Olivier Morin enseigne les mathématiques, la science, l’univers social, les arts plastiques, l’éthique et la culture religieuse. Au cours de sa journée type, il accueille les élèves, discute brièvement de l’actualité avec eux et enclenche l’horaire des cours pour les quatre périodes de la journée. «Sur neuf jours, précise-t-il, les élèves ont quatre périodes d’éducation physique et trois périodes de cours de langue anicinape. La journée se termine à 15h30. Ensuite, c’est le moment de faire toutes les autres tâches connexes.»
Dans sa classe de l’école Nussim, Mélina Picard-Dion accueille les élèves à 8h15. La journée prend fin à 15h15 pour les enfants. Ensuite, la stagiaire prépare la journée du lendemain avec son enseignante associée. Elle rappelle qu’au préscolaire, l’enseignement se fait davantage dans la langue innue. «En première année du primaire, explique-t-elle, l’enseignement se fait en innu ainsi qu’en français. J’ai été agréablement surprise de voir que les élèves s’exprimaient très bien dans ces deux langues. Aussi, je n’ai rencontré aucune difficulté sur le plan de l’enseignement. Bien au contraire, ce sont des enfants tellement attachants qui adorent venir à l’école. L’enseignement se fait de manière très harmonieuse.»

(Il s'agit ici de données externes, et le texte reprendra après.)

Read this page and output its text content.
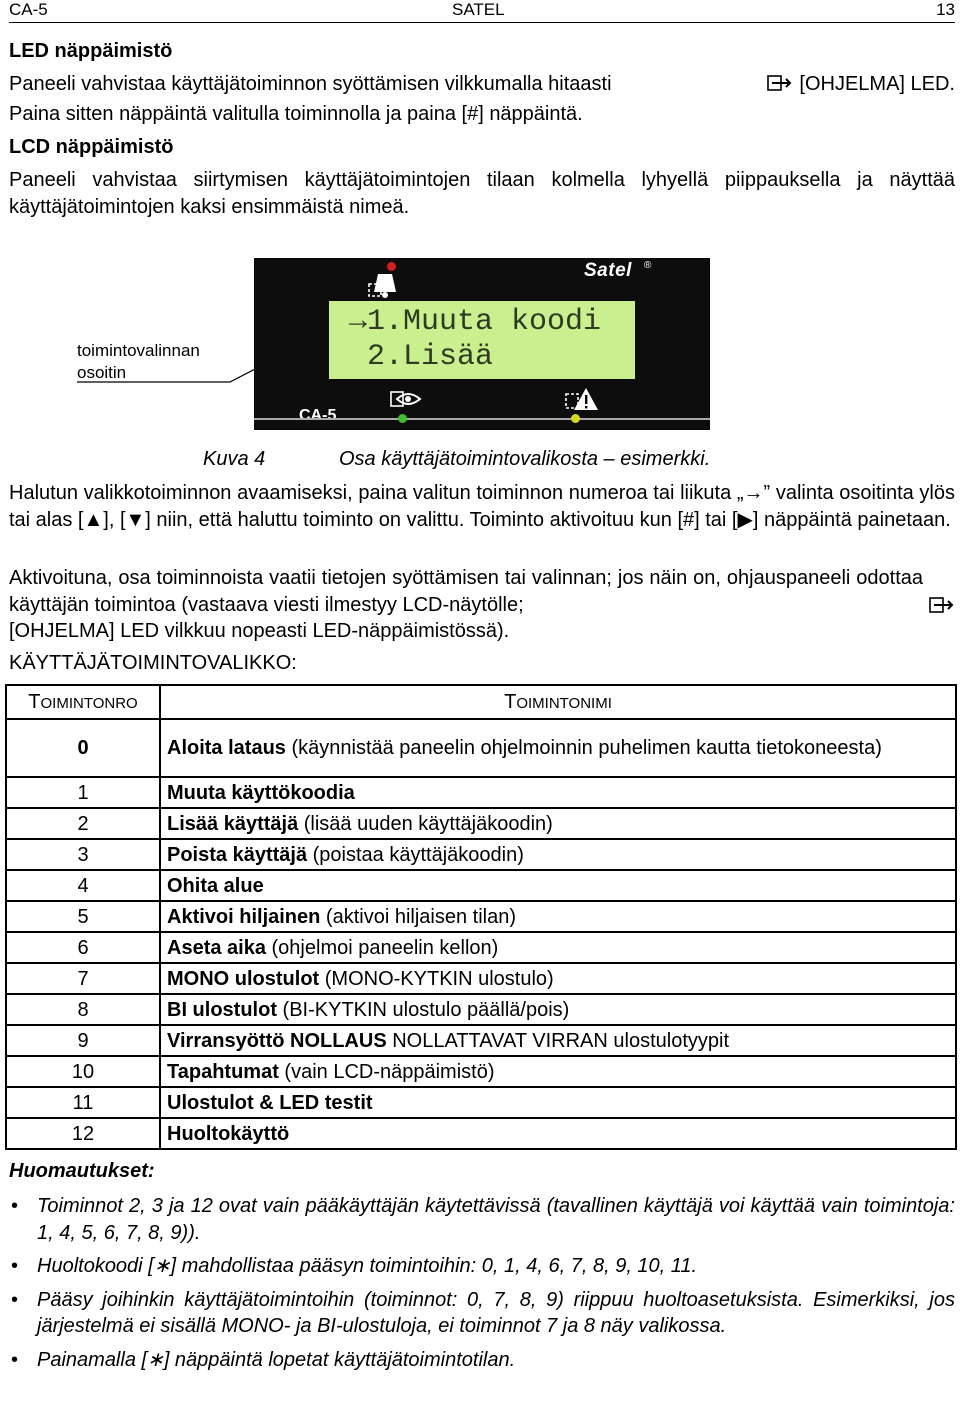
CA-5	SATEL	13
LED näppäimistö
Paneeli vahvistaa käyttäjätoiminnon syöttämisen vilkkumalla hitaasti	[OHJELMA] LED.
Paina sitten näppäintä valitulla toiminnolla ja paina [#] näppäintä.
LCD näppäimistö
Paneeli vahvistaa siirtymisen käyttäjätoimintojen tilaan kolmella lyhyellä piippauksella ja näyttää käyttäjätoimintojen kaksi ensimmäistä nimeä.
toimintovalinnan
osoitin
Satel ®
→1.Muuta koodi
2.Lisää
CA-5
Kuva 4	Osa käyttäjätoimintovalikosta – esimerkki.
Halutun valikkotoiminnon avaamiseksi, paina valitun toiminnon numeroa tai liikuta „→” valinta osoitinta ylös tai alas [▲], [▼] niin, että haluttu toiminto on valittu. Toiminto aktivoituu kun [#] tai [▶] näppäintä painetaan.
Aktivoituna, osa toiminnoista vaatii tietojen syöttämisen tai valinnan; jos näin on, ohjauspaneeli odottaa käyttäjän toimintoa (vastaava viesti ilmestyy LCD-näytölle;
[OHJELMA] LED vilkkuu nopeasti LED-näppäimistössä).
KÄYTTÄJÄTOIMINTOVALIKKO:
TOIMINTONRO	TOIMINTONIMI
0	Aloita lataus (käynnistää paneelin ohjelmoinnin puhelimen kautta tietokoneesta)
1	Muuta käyttökoodia
2	Lisää käyttäjä (lisää uuden käyttäjäkoodin)
3	Poista käyttäjä (poistaa käyttäjäkoodin)
4	Ohita alue
5	Aktivoi hiljainen (aktivoi hiljaisen tilan)
6	Aseta aika (ohjelmoi paneelin kellon)
7	MONO ulostulot (MONO-KYTKIN ulostulo)
8	BI ulostulot (BI-KYTKIN ulostulo päällä/pois)
9	Virransyöttö NOLLAUS NOLLATTAVAT VIRRAN ulostulotyypit
10	Tapahtumat (vain LCD-näppäimistö)
11	Ulostulot & LED testit
12	Huoltokäyttö
Huomautukset:
• Toiminnot 2, 3 ja 12 ovat vain pääkäyttäjän käytettävissä (tavallinen käyttäjä voi käyttää vain toimintoja: 1, 4, 5, 6, 7, 8, 9)).
• Huoltokoodi [∗] mahdollistaa pääsyn toimintoihin: 0, 1, 4, 6, 7, 8, 9, 10, 11.
• Pääsy joihinkin käyttäjätoimintoihin (toiminnot: 0, 7, 8, 9) riippuu huoltoasetuksista. Esimerkiksi, jos järjestelmä ei sisällä MONO- ja BI-ulostuloja, ei toiminnot 7 ja 8 näy valikossa.
• Painamalla [∗] näppäintä lopetat käyttäjätoimintotilan.
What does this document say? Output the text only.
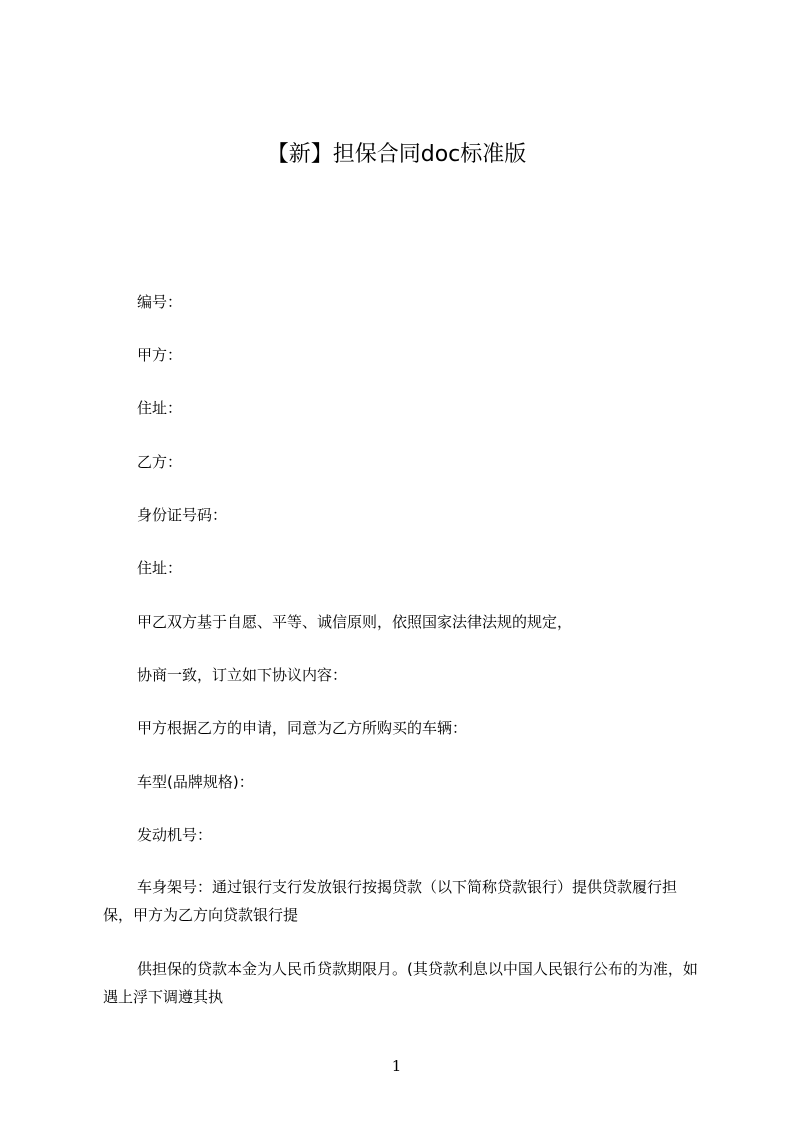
【新】担保合同doc标准版

编号：

甲方：

住址：

乙方：

身份证号码：

住址：

甲乙双方基于自愿、平等、诚信原则，依照国家法律法规的规定，

协商一致，订立如下协议内容：

甲方根据乙方的申请，同意为乙方所购买的车辆：

车型(品牌规格)：

发动机号：

车身架号：通过银行支行发放银行按揭贷款（以下简称贷款银行）提供贷款履行担保，甲方为乙方向贷款银行提

供担保的贷款本金为人民币贷款期限月。(其贷款利息以中国人民银行公布的为准，如遇上浮下调遵其执

1
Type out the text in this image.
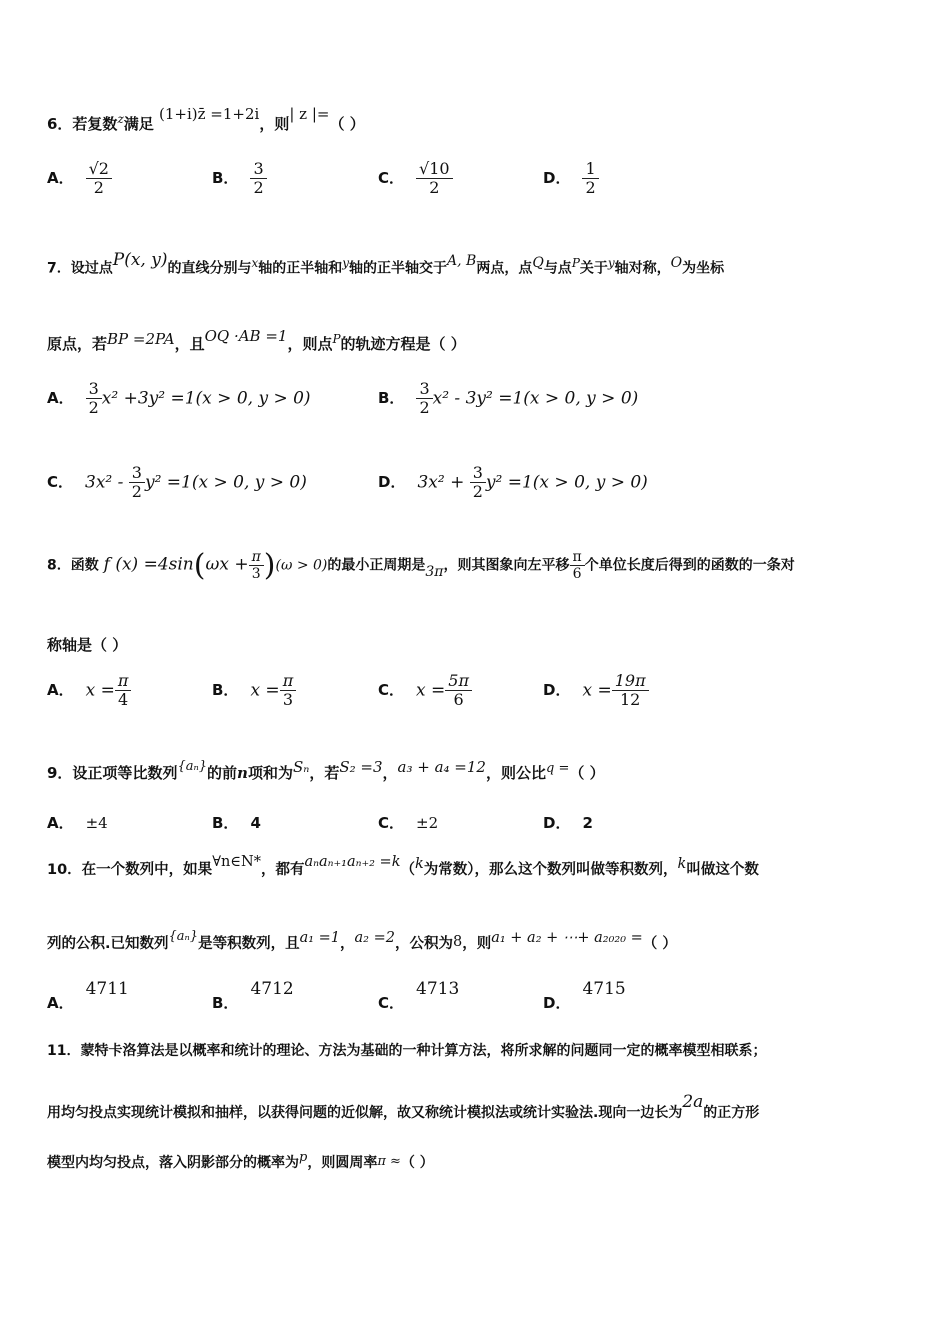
6．若复数$^z$满足 (1+i)z̄ =1+2i，则| z |=（ ）
A． $\frac{√2}{2}$	B． $\frac{3}{2}$	C． $\frac{√10}{2}$	D． $\frac{1}{2}$
7．设过点P(x, y)的直线分别与x轴的正半轴和y轴的正半轴交于A, B两点，点Q与点P关于y轴对称，O为坐标
原点，若BP =2PA，且OQ ·AB =1，则点$^P$的轨迹方程是（ ）
A． $\frac{3}{2} x^2 +3y^2 =1(x > 0$, y > 0)	B． $\frac{3}{2} x^2 - 3y^2 =1(x > 0$, y > 0)
C． $3x^2 - \frac{3}{2} y^2 =1(x > 0$, y > 0)	D． $3x^2 + \frac{3}{2} y^2 =1(x > 0$, y > 0)
8．函数 f $(x) =4\sin(\omega x + \frac{\pi}{3} )(\omega > 0)$的最小正周期是3π，则其图象向左平移 $\frac{\pi}{6}$ 个单位长度后得到的函数的一条对
称轴是（ ）
A． $x = \frac{\pi}{4}$	B． $x = \frac{\pi}{3}$	C． $x = \frac{5\pi}{6}$	D． $x = \frac{19\pi}{12}$
9．设正项等比数列{aₙ}的前n项和为Sₙ，若S₂ =3，a₃ + a₄ =12，则公比q =（ ）
A． ±4	B． 4	C． ±2	D． 2
10．在一个数列中，如果∀n∈N*，都有aₙaₙ₊₁aₙ₊₂ =k（k为常数），那么这个数列叫做等积数列，k叫做这个数
列的公积.已知数列{aₙ}是等积数列，且a₁ =1，a₂ =2，公积为8，则a₁ + a₂ + ⋯+ a₂₀₂₀ =（ ）
A．4711
B．4712
C．4713
D．4715
11．蒙特卡洛算法是以概率和统计的理论、方法为基础的一种计算方法，将所求解的问题同一定的概率模型相联系；
用均匀投点实现统计模拟和抽样，以获得问题的近似解，故又称统计模拟法或统计实验法.现向一边长为2a的正方形
模型内均匀投点，落入阴影部分的概率为p，则圆周率π ≈（ ）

Le fait d’être un enseignant masculin au primaire change-t-il quelque chose? «Cela peut surprendre le premier jour, répond Olivier Morin, mais tout se place grâce à la création du lien de confiance et au fil des interactions. La discipline masculine un brin plus directe, moins enrobée et le ton de voix peuvent être plus saisissants pour les élèves. Un peu comme à la maison avec sa mère et son père. Sur ce point, le fait d’être un homme me permet d’entrer plus facilement en contact avec les jeunes garçons. Mon rôle est également d’être une figure masculine significative et positive pour eux autant que pour les filles.»
À quelques semaines de la fin de son stage, l’étudiant le résume comme une expérience à vivre, autant sur le plan personnel que professionnel. Pour lui, ce fut une occasion de dépassement de soi et d’apprentissage, tant culturel qu’humain. «Je suis beaucoup plus ouvert à l’histoire, à la culture et aux valeurs des communautés autochtones, affirme-t-il. Ce stage confirme que je suis dans le bon domaine d’études et qu’il est possible comme enseignant de faire la différence, d’être valorisé par sa profession et d’avoir du plaisir à travailler pour la réussite des enfants.»
Si c’était à refaire, Mélina Picard-Dion dirait oui «sans aucune hésitation». «J’ai tellement adoré mon expérience, lance-t-elle. Je conseille à chacun de vivre ce genre d’expérience dans sa vie, puisque cela amène à s’ouvrir sur le monde et à voir quelque chose de différent, mais tellement enrichissant. Je considère que mon identité professionnelle s’est grandement construite ici et j’ai hâte de ramener ce baluchon d’expérience et de connaissances à Québec. Mis à part mon travail sur mon côté professionnel, j’ai également grandement évolué en tant que personne. Je suis maintenant une femme beaucoup plus positive et je profite davantage de chaque petit moment que la vie m’offre.»